性瘾少年校医室被摸奶/亲哥婚礼被管家抱肏到腿软(1/1)

    1.   他的鱼缸

    俞皙有性瘾。

    这个事实是他十三岁第一次遗精之后发现的。就像一场雨浇下来,所有东西开始暗中发芽。卧室角落里濡湿的情欲蓬勃生长,细菌一样疯狂繁殖,在他的身体里扎根落户,栽种下汹涌野蛮的生物本能。

    想要捕猎。想要舔舐。想占有。想被填充。想做。

    有句话怎么讲的来着?

    生而为人,欲/望满身。

    俞皙十六岁那年出国上高中,清秀纤细的东方少年,眉骨和鼻尖在自然光下生动含泽,笑起来一口细白小齿,看人时全是小兽样的轻慢狡黠。

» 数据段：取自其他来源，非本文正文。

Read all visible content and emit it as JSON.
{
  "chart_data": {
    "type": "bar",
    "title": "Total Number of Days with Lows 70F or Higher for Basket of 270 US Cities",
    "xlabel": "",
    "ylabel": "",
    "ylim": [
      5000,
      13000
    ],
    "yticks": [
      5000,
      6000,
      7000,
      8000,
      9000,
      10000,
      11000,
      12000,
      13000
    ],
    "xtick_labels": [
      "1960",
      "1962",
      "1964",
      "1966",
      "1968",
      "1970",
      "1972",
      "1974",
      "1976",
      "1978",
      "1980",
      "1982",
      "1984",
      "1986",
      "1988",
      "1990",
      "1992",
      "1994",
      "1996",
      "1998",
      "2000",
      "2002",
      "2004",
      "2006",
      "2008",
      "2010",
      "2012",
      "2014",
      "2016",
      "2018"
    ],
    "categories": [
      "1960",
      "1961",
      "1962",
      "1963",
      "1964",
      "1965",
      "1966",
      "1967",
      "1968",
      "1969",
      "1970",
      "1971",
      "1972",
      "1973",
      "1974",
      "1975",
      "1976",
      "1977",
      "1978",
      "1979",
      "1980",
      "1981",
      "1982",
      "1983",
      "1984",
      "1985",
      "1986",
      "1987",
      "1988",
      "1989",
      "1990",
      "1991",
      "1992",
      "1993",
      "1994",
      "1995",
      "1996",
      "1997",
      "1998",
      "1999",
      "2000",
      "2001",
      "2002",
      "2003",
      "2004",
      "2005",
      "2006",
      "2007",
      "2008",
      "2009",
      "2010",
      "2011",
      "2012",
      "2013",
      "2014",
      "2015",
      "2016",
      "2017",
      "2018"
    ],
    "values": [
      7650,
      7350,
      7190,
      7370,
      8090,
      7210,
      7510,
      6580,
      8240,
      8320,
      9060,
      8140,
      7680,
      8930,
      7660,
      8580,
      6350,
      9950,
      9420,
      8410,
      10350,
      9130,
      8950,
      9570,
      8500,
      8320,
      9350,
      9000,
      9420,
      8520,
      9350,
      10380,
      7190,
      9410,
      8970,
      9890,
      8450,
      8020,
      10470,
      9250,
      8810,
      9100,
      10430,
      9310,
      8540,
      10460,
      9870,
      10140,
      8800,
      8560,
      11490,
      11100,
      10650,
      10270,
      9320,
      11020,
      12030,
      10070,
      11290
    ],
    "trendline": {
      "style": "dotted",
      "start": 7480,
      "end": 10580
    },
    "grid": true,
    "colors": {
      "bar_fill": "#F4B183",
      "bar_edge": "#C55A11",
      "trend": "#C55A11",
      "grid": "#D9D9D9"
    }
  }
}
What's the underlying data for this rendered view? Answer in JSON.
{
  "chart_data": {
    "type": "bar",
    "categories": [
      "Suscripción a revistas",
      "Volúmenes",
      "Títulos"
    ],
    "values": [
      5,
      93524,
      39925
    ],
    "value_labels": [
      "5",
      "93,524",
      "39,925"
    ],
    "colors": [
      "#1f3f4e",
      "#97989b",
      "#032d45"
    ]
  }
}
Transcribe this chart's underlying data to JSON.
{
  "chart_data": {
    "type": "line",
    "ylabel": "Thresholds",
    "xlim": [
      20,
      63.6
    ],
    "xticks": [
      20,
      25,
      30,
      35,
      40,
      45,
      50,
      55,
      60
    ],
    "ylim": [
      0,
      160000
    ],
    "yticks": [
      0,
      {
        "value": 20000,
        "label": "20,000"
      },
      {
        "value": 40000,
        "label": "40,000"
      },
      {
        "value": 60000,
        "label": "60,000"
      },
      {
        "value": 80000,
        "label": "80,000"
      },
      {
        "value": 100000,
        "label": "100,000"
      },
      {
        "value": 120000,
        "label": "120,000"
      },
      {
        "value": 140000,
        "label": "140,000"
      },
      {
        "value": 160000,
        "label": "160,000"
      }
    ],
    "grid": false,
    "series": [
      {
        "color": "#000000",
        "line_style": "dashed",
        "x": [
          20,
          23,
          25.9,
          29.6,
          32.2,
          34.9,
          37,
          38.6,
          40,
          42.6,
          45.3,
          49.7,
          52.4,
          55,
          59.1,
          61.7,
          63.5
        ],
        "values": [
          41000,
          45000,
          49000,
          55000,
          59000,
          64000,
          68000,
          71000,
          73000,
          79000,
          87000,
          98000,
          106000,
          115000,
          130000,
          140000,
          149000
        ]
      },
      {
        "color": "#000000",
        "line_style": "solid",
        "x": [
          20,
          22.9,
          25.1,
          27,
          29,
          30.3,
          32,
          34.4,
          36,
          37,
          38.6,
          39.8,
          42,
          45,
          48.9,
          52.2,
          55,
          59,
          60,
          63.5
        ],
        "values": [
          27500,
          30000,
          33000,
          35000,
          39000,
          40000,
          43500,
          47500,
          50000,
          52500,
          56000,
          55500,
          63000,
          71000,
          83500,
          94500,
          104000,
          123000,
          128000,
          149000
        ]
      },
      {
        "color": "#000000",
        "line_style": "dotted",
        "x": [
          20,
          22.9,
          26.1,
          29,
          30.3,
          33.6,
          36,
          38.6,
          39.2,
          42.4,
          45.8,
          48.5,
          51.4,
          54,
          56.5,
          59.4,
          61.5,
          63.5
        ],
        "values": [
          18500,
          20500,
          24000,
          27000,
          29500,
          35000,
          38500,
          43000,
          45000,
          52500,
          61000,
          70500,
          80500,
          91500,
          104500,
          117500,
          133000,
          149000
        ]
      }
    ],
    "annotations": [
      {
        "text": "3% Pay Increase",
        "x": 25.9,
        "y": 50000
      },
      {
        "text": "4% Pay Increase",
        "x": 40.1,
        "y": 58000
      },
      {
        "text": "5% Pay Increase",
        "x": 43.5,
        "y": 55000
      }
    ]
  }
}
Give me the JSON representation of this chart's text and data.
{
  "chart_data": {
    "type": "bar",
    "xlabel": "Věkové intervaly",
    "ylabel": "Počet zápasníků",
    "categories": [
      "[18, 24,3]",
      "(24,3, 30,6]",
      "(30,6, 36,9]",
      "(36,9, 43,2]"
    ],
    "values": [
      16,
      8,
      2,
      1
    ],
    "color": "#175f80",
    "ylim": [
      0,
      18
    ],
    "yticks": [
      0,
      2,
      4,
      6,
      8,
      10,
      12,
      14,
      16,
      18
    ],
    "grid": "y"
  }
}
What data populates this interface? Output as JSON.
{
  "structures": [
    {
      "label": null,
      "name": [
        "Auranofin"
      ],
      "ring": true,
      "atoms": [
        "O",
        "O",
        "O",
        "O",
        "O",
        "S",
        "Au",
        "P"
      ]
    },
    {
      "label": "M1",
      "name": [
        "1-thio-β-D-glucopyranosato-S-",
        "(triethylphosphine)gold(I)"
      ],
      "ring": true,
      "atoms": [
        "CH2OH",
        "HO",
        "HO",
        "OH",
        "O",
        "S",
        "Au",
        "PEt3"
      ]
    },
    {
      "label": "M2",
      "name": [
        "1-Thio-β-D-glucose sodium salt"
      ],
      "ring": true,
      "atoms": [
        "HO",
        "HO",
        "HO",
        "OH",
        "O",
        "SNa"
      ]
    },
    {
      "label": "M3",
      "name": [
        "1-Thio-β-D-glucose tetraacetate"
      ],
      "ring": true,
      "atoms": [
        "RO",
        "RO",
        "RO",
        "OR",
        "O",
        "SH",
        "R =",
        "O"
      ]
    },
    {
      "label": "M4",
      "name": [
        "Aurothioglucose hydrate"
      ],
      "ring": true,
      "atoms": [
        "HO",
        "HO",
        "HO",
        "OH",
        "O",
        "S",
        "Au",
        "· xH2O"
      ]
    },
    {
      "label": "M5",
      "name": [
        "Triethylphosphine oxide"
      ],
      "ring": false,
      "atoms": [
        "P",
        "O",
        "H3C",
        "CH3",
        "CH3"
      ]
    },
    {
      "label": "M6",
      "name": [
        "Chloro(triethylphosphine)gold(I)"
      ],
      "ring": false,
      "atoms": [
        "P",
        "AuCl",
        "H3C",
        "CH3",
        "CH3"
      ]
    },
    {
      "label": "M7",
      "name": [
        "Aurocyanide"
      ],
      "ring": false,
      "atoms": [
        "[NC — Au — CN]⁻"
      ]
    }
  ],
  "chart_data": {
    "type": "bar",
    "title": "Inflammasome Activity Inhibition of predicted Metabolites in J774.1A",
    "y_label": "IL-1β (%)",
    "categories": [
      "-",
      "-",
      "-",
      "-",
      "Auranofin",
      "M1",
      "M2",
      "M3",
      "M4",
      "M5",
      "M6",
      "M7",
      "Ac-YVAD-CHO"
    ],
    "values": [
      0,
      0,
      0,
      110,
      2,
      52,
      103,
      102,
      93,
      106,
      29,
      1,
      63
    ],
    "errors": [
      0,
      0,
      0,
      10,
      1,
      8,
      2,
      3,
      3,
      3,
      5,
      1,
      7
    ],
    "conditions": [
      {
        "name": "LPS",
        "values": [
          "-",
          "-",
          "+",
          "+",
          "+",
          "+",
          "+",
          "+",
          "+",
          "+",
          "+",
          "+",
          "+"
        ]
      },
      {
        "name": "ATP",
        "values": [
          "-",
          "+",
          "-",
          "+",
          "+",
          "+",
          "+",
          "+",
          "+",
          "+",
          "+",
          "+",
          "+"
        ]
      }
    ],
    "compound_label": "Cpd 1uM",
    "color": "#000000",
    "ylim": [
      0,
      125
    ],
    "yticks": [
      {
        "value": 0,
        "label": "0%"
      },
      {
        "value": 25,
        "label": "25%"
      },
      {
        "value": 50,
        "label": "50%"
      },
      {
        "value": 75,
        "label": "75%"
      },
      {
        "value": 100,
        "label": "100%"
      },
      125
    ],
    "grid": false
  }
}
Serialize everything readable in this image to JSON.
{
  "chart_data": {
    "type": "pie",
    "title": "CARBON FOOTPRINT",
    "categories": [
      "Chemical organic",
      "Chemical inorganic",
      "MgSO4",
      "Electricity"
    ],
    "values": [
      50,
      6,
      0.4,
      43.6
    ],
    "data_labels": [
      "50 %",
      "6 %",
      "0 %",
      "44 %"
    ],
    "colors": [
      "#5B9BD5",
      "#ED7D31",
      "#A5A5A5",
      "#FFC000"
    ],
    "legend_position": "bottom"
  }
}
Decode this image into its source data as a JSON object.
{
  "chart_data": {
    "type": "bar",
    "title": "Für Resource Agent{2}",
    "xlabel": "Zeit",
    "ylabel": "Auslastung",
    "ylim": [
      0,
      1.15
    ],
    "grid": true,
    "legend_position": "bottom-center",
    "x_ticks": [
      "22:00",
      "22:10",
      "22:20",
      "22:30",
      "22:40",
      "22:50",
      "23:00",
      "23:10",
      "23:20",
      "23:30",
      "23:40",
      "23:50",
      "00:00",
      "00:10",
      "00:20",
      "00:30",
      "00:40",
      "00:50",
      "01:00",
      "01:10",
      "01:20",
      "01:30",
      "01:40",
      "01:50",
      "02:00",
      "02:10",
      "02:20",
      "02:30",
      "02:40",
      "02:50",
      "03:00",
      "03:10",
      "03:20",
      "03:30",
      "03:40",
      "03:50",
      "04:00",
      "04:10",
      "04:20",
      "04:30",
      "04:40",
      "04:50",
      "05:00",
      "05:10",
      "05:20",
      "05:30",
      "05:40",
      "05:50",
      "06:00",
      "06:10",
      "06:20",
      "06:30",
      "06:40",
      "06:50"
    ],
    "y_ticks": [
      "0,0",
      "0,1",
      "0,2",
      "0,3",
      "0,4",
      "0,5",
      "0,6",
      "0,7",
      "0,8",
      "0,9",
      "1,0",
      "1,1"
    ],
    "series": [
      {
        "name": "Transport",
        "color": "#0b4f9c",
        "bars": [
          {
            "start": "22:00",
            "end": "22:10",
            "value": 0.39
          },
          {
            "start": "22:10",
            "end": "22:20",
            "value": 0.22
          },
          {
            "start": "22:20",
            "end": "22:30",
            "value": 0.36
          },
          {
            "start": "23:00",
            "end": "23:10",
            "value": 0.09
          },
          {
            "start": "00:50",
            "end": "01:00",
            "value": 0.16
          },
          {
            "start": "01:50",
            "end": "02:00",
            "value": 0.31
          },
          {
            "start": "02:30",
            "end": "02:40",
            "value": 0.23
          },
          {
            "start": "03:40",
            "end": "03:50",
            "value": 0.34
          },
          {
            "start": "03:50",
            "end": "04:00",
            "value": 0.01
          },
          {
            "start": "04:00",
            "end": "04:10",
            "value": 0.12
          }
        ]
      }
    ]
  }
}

    俞皙的第一个真正的男友是校医院的老师,长俞皙二十四岁。那个瞳色浅灰的英国男人喜欢戴着一次性手套摸他的肋骨,冰凉的指尖一根根滑下去,在肚脐处停下,手掌贴上去不动了,好像里面孕育着什么生命一般。

    唐说,腰很细。别人要抽两根肋骨才可以追得上。

    唐说,你的腹部有一枚水滴,可以养鱼。

    唐说,真美。

    俞皙喜欢他抚摸自己皮肤时那种极轻微的力度,痒得他全身哆嗦,舒服得想要哼哼。

    温柔的抚摸、娇嫩的情话、粗糙的性/交、轻薄的爱情。

    俞皙的海洛因。

    他和很多人做过,男的女的,年轻的年长的,被干或者是干人,无所谓的,他的快感像自来水那样廉价。俞皙的嘴巴轻薄又爱笑,齿关一开一合,爱情被拆解成上万种表达,慷慨地播撒出去,碎成细小分子钻进别人耳朵里,种心蛊埋毒针,玩的是心甘情愿。

    俞皙在国外念完了高中,渐渐觉得无味了,便回了国,也没有想再接着念书,打算开酒吧随便挣一点钱。

    他上面有个负责能干的大哥,下面有个聪明乖巧的小弟弟,家里的事情俞皙是完全不参与的。

    俞皙父亲俞炳华从他十六岁那年便决定不再管他。这个小孩骨子里带着放荡,没人看的住他。人的精力都是有限的,他从未后悔过自己

    的这个决定,尤其是在这个乖戾叛逆整日胡搞的二儿子身上。俞炳华希望自己的投入可以得到应有的回报,如果没有,就不会再无谓地浪费时间。虽然不会克扣他作为俞家小孩应有的东西,但也不会再给予多余的关注给他。

    因为失望透顶,毫不值得。

    俞皙对那个事事领先的大哥也并无几分亲情,他大哥是俞炳华和前妻生的孩子,性子很冷。俞炳华离异再娶之后,俞衡就跟着本家叔叔去了军营,回来时俞皙已经上了小学。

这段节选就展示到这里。